Thinking about a second home?

In 2001, nearly 6 percent of the record 6.2 million sales of single-family homes were of second homes. According to the most recent data, there were 3.6 million vacant seasonal homes in the third quarter of 2002, up from 3.1 million in 1990 and only 1.7 million in 1980, the U.S. Census Bureau said.

"That category often is cited as the total number of vacation homes," David Lereah, chief economist of the National Association of Realtors, says. "However, we believe that assumption misses many recreational properties that are not vacant." Other census data show there are 9.2 million homes held by owners in addition to their primary residences.

"We can't say with certainty what portion of that number may be for vacation or recreational use, but it appears the size of this market is much larger than earlier believed," Lereah says. But “back-of-the-envelope” estimate indicates there may be as many as seven million vacation homes in the United States.

"Second-home buying has become so significant a part of the marketplace that we decided to survey those buyers apart from the survey of primary-home buyers that we do every two years," he said.

Questionnaires for the survey, conducted last fall, were sent electronically to 93,000 second-home buyers around the country, and 5 percent responded.

"We started out with so little, but now we have a benchmark," Lereah says. "And what we discovered really changed how we look at that market, and our perceptions on how important it is to the real estate market in general." For example, the Realtor group's officials long believed that the median age of the second-home buyer was 61 years. The survey put it at 46.

Other survey findings: The median income of a second-home buyer is $76,000 a year.

About 78 percent of second-home owners use them as vacation getaways and not as investment properties.

"The idea of a family retreat is important to many second-home owners, cited by 57 percent of respondents, but there are other lifestyle and investment considerations that motivate buyers," Lereah says. "In short, this market is driven by middle-class baby boomers." Methods of financing these purchases changed dramatically after the stock market began wobbling in 2000.

The volatility of the stock market has benefited the second-home market, with many investors looking to resort real estate as a more secure thing.

"When you look at the source of funds for people who bought a second home since 2000, equity in stocks or bonds was used by 16 percent of respondents," Dennis Hanlon, chairman of the Realtor group's Resort Forum, says.

"By contrast, for people who bought second homes prior to 2000, the sale of stocks or bonds accounted for only 7 percent of buyers," Hanlon says. "Clearly, recent buyers were more motivated by a desire to diversify portfolio assets." If the stock market comes back, it could soften the second-home market, Lereah says.

The Internet appears to have been a major influence on the increase in second-home buyers, according to Clark Thompson, chief executive officer of EscapeHomes.com.

"Because the market for second homes is based on distance, people looking for these homes found that they could use the Internet to better advantage than anyone else," Thompson says.

Still, buyers who were surveyed credited the Internet in only 4 percent of second-home purchases.

Most people responding to the survey said they first learned about the home they purchased through a real estate agent or an acquaintance, each cited by 29 percent of respondents.
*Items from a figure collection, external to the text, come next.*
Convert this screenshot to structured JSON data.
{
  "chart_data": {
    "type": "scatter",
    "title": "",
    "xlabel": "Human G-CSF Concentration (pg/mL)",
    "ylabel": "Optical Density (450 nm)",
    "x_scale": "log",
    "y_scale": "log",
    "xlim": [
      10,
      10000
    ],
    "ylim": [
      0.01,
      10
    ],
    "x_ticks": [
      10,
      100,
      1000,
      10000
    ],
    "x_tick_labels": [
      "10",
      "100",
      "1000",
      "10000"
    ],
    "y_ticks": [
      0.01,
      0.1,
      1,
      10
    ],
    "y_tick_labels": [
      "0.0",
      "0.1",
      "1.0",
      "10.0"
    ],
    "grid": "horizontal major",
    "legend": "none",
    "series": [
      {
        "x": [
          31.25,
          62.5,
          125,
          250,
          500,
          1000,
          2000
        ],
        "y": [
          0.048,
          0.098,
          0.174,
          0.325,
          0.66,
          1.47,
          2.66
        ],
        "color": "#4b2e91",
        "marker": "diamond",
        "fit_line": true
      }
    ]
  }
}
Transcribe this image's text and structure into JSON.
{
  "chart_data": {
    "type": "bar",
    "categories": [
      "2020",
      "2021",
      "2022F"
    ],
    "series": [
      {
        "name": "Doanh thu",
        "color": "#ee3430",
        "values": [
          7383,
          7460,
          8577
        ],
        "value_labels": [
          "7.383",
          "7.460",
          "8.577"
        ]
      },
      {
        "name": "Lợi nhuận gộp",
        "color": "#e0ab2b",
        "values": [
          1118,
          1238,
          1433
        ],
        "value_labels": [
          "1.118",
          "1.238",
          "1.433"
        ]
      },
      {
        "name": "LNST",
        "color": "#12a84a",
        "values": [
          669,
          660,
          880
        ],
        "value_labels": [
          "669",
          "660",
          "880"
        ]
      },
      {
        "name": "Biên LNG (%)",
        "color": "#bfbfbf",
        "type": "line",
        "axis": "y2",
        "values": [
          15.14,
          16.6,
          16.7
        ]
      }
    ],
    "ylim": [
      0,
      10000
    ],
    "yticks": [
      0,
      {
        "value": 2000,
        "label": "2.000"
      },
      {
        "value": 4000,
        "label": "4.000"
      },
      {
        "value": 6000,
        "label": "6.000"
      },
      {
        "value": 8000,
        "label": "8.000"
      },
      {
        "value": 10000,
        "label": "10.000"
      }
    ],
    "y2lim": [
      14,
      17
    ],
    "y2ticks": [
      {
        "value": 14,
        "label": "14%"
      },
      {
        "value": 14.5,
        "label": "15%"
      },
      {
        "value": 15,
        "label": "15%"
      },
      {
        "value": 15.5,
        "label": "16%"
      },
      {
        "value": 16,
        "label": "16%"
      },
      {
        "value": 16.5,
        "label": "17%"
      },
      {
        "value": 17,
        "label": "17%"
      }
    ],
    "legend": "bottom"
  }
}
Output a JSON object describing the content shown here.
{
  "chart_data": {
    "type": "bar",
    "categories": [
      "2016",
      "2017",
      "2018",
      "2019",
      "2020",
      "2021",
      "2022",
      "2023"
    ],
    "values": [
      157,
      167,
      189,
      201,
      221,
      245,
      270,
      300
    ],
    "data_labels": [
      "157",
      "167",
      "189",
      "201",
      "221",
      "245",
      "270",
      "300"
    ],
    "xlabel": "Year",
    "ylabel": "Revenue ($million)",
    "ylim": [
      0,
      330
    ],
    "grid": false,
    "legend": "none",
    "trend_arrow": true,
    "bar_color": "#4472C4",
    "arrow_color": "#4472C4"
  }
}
Other sources, in descending order of importance: yard signs, newspaper or TV ads, knew the seller, a builder, and mail advertisements.

Although 48 percent of all second-home owners bought through a real estate agent or broker, 38 percent bought their homes directly from the previous owner, the survey showed.

But nearly half of all for-sale-by-owner transactions involved buyers purchasing directly from someone they knew beforehand, the survey said. The percentage of such transactions for second homes was higher than the 13 percent level for all buyers because many sellers dealt directly with a friend, family member or acquaintance, Lereah says.

An additional 13 percent of buyers dealt directly with a builder.

If middle-class baby boomers are the movers and shakers in the vacation-home market, what they are buying could be their primary homes after they retire, Thompson says.

Most vacation homes are close to the owners' primary residences, a median distance of 185 miles, the survey showed.